Rushing
about in preparation for the holidays, I’ve been thinking about reasons to be
thankful. There are so many—and no, this will not be the list of them we occasionally
see this time of year.
I
do, however, want to point out the first and best of reasons: We are alive,
following years of upheaval. Those of us who lost loved ones during the
pandemic isolation time may find our own survival to this date somewhat
miraculous, in fact.
I’ve
had a stark reminder of this situation over the past week. My otherwise healthy
cousin in Seattle died of circulatory complications from Covid, and my son has the
virus right now, in Manhattan. So does his wife. Three friends who went to
Europe on dream trips returned with it, and two have recovered.
The
pandemic intensified our understanding of human vulnerability to forces we
cannot see. Viruses, for example. Some of those forces move so slowly we don’t
notice them until much damage has occurred. I’m thinking here of the attrition
experienced by our woods and wildlife since LH wrote in Texas Chronicles
about what it was like to be here alone in 1986—surrounded by wild creatures
and dense foliage.
We
do recognize drouth, and we pray for rain. Even the least traditionally
religious among us asks the Universe for mercy in a variety of troubling
situations.
This
may be the characteristic most defining of human nature. We ask for help. We
give thanks for blessings.
Each
time we do it we confirm our certainty of the tiny, fragile position we
represent in the vastness of space. A terrifying thought, unless we believe
there’s a guiding Force to supplicate.
All
this is why I think of Thanksgiving as our most ecumenically religious American
holiday. Everyone who gives thanks on that day participates in a religious act.
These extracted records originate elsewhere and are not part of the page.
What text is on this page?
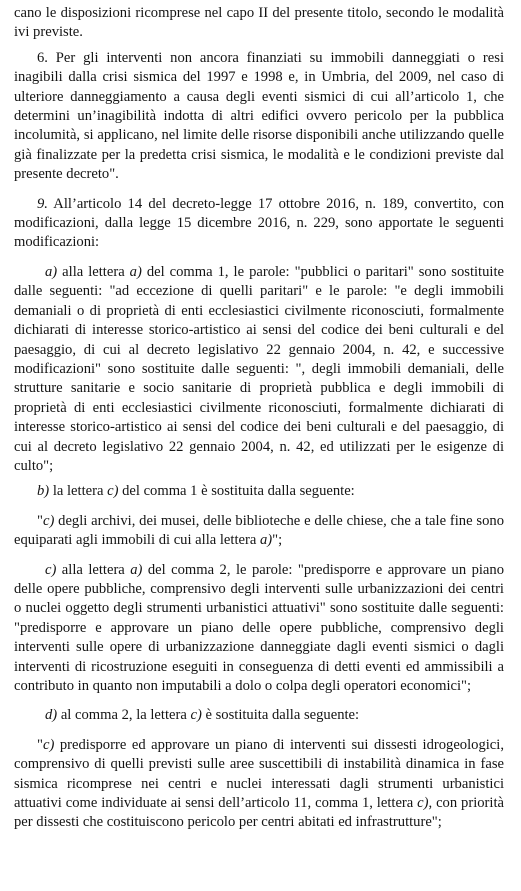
cano le disposizioni ricomprese nel capo II del presente titolo, secondo le modalità ivi previste.

6. Per gli interventi non ancora finanziati su immobili danneggiati o resi inagibili dalla crisi sismica del 1997 e 1998 e, in Umbria, del 2009, nel caso di ulteriore danneggiamento a causa degli eventi sismici di cui all’articolo 1, che determini un’inagibilità indotta di altri edifici ovvero pericolo per la pubblica incolumità, si applicano, nel limite delle risorse disponibili anche utilizzando quelle già finalizzate per la predetta crisi sismica, le modalità e le condizioni previste dal presente decreto".

9. All’articolo 14 del decreto-legge 17 ottobre 2016, n. 189, convertito, con modificazioni, dalla legge 15 dicembre 2016, n. 229, sono apportate le seguenti modificazioni:

a) alla lettera a) del comma 1, le parole: "pubblici o paritari" sono sostituite dalle seguenti: "ad eccezione di quelli paritari" e le parole: "e degli immobili demaniali o di proprietà di enti ecclesiastici civilmente riconosciuti, formalmente dichiarati di interesse storico-artistico ai sensi del codice dei beni culturali e del paesaggio, di cui al decreto legislativo 22 gennaio 2004, n. 42, e successive modificazioni" sono sostituite dalle seguenti: ", degli immobili demaniali, delle strutture sanitarie e socio sanitarie di proprietà pubblica e degli immobili di proprietà di enti ecclesiastici civilmente riconosciuti, formalmente dichiarati di interesse storico-artistico ai sensi del codice dei beni culturali e del paesaggio, di cui al decreto legislativo 22 gennaio 2004, n. 42, ed utilizzati per le esigenze di culto";

b) la lettera c) del comma 1 è sostituita dalla seguente:

"c) degli archivi, dei musei, delle biblioteche e delle chiese, che a tale fine sono equiparati agli immobili di cui alla lettera a)";

c) alla lettera a) del comma 2, le parole: "predisporre e approvare un piano delle opere pubbliche, comprensivo degli interventi sulle urbanizzazioni dei centri o nuclei oggetto degli strumenti urbanistici attuativi" sono sostituite dalle seguenti: "predisporre e approvare un piano delle opere pubbliche, comprensivo degli interventi sulle opere di urbanizzazione danneggiate dagli eventi sismici o dagli interventi di ricostruzione eseguiti in conseguenza di detti eventi ed ammissibili a contributo in quanto non imputabili a dolo o colpa degli operatori economici";

d) al comma 2, la lettera c) è sostituita dalla seguente:

"c) predisporre ed approvare un piano di interventi sui dissesti idrogeologici, comprensivo di quelli previsti sulle aree suscettibili di instabilità dinamica in fase sismica ricomprese nei centri e nuclei interessati dagli strumenti urbanistici attuativi come individuate ai sensi dell’articolo 11, comma 1, lettera c), con priorità per dissesti che costituiscono pericolo per centri abitati ed infrastrutture";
Because thanking requires a recipient.
Think
of the holiday tables where we’re asked to say what we’re thankful for.
Who
are we thanking? (And it’s not just the cook or the person who paid for the
food.)
The
experience isn’t really confined to one day, either.
Even
the most secular of our households find their inhabitants expressing thanks or
gratitude for various blessings during the year. (There I go again. Hard to
talk about it without using religious terms.)
But
blessings do feel as though they fall from a great Magnanimity that surrounds
us, listening, caring, providing comfort. We may want to think we have done
something to encourage those good things, but have we? Perhaps. But do we
diminish them by treating them as a transaction? Aren’t blessings most deeply a
gift for which to be thankful?
I’ve
had many reasons to give thanks this year, aside from the matter of survival I
mentioned earlier. My fiction writing has begun to gain recognition, opening
the doors of a fairly reclusive life to possibilities of broader connection.
Less loneliness, perhaps.
The
process of grieving the loss of my husband showers me with reasons. I give thanks
for him, for his forbearance with me, for his love. Perspective on our life
together is like a peony or other many-petaled flower slowly unfolding from bud
to full-blown. It takes time to appreciate all the stages, both while they’re
going on, as well as later.
And time, itself—which is life, after all—is maybe the fundamental thing to give thanks for. The first of our many blessings.
It's our nature to center certain emotions on recurring calendar dates, but being thankful is one we can hold close all year.